Chiesa di San Lorenzo Martire

 

   

 

 

   1569 Già in quell’anno esisteva nella collocazione attuale una piccola cappella dedicata a S. Fermo. È stata ingrandita nel 1800 circa e restaurata nel 1911. In antico Veniano Superiore fu sotto la giurisdizione della Chiesa Prepositurale di Appiano fino al 31 dicembre 1649. Infatti dagli atti della Parrocchia risulta che il 12 gennaio dell’anno seguente 

1650 una bambina nata a Veniano Superiore fu battezzata nella Chiesa Parrocchiale di S. Antonio Abate di Veniano.
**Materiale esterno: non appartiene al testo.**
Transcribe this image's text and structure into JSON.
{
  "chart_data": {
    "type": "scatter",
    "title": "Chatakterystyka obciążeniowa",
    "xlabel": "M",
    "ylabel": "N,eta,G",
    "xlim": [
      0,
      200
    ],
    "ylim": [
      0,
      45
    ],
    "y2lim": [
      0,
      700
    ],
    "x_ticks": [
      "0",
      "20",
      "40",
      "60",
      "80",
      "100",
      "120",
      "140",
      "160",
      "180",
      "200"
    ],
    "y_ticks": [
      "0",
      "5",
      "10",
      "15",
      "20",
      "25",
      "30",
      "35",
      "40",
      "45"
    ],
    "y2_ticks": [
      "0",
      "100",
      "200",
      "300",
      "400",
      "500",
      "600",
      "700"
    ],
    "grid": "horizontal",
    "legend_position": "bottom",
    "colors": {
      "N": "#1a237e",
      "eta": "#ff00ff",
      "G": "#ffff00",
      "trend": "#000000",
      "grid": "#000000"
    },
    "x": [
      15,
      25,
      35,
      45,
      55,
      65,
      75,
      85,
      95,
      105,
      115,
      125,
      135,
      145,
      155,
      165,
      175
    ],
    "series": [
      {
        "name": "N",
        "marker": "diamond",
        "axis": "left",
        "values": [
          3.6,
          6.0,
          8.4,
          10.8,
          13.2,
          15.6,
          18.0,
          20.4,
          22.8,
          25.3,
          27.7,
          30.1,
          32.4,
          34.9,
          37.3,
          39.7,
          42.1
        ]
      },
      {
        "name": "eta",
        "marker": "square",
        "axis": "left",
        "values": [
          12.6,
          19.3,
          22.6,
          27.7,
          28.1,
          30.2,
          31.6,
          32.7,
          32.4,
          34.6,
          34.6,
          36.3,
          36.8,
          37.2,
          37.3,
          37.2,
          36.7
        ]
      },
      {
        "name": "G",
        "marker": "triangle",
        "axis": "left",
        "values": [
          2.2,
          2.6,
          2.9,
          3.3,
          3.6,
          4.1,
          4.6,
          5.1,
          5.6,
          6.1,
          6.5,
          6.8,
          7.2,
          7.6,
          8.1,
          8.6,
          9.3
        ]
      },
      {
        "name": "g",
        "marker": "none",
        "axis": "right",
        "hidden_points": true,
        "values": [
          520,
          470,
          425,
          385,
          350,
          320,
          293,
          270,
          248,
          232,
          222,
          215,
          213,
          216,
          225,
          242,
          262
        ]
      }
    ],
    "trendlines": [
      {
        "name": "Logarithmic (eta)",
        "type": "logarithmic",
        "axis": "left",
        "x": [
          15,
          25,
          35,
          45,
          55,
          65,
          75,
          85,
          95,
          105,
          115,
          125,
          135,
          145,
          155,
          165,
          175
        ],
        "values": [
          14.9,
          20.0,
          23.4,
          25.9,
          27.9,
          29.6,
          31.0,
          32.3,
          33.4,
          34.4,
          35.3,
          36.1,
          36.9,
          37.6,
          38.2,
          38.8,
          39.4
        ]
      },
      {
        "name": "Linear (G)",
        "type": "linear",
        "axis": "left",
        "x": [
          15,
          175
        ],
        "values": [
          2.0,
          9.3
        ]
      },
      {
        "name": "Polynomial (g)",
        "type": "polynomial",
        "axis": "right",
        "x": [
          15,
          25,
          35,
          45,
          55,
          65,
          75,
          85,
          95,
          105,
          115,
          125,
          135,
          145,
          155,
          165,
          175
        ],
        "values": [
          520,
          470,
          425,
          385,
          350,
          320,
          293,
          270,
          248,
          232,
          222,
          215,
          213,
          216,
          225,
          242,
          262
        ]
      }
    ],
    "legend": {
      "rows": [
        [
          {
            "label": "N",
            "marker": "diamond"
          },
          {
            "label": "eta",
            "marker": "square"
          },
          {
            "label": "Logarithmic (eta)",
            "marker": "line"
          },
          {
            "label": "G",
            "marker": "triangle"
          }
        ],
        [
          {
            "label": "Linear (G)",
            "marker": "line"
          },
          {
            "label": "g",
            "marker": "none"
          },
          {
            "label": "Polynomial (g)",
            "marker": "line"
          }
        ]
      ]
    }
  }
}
È interessante in proposito anche il seguente stralcio dai registri parrocchiali: “1650 a dì 16 Genaro. È passato da questa a miglior vita Gerolamo Volontè, d’età d’anni 45 in circa di Viniano Superiore, et questo fu il primo cadavere che sia stato sepolto nella nostra parrocchiale Santa Maria in Campagna, in segno di aggregazione fatta di Viniano Superiore alla cura di Viniano Inferiore, dall’Eminentissimo Sig. Card. Monti nel mese di dicembre 1649.

 

1900 Venne ricostruito il campanile dotandolo di orologio e di tre campane fornite dalla Ditta Angelo Bianchi e Figli di Varese.

 

1910 La chiesa subì gravi danni a causa di un violento ciclone. Fu riparata nell’anno seguente.

 

1922 Costruita una cantoria dove viene installato un organo “tutto di fattura e invenzione” dell’artigiano venianese Serafino Girola.

 

1935 Da documento parrocchiale risulta: “Non vi sono ricchezze né di pitture né di arredi. Si notano soltanto due grandi quadri antichi, l’uno, posto sull’altare maggiore, rappresentante il martirio di San Lorenzo, l’altro, raffigurante una regina, reca sotto la scritta: Santa Eurosia datrice di piogge e liberatrice dalle tempeste.” Ancora oggi si può ammirare il quadro del martirio del Santo, mentre non abbiamo notizie di quello della Santa, sebbene molti ancora lo ricordino.

 

1943 Asportata, per requisizione a uso bellico, la campana più grossa, di 145 kg, che fu rimpiazzata, insieme con quelle della chiesa di S. Antonio, nel 1947.

 

1961 Affrescata ex novo la chiesa a cura del pittore-decoratore Gaetano Corti:

La Sacra Famiglia nella casa di Nazareth, parete a destra;

– Tre immagini riferite a brani del Vangelo, parete a sinistra: La parabola del tesoro nascosto nel campo; La vite e i tralci; Il grano maturo per la mietitura;

– Tre scene della vita di S. Lorenzo, sulla volta: Distribuzione del pane ai poveri; Martirio del Papa Sisto II con S. Lorenzo che lo assiste; Glorificazione del Santo.

 

1979 Rifacimento del tetto e dotazione di una centrale termica per il riscaldamento della chiesa.

 

1986 Nuovo altare rivolto verso i fedeli, utilizzando gli elementi marmorei delle balaustre eliminate per creare spazio. Demolito anche il muro che separava la sacrestia dall’altare, ricavando così ulteriore spazio per i fedeli.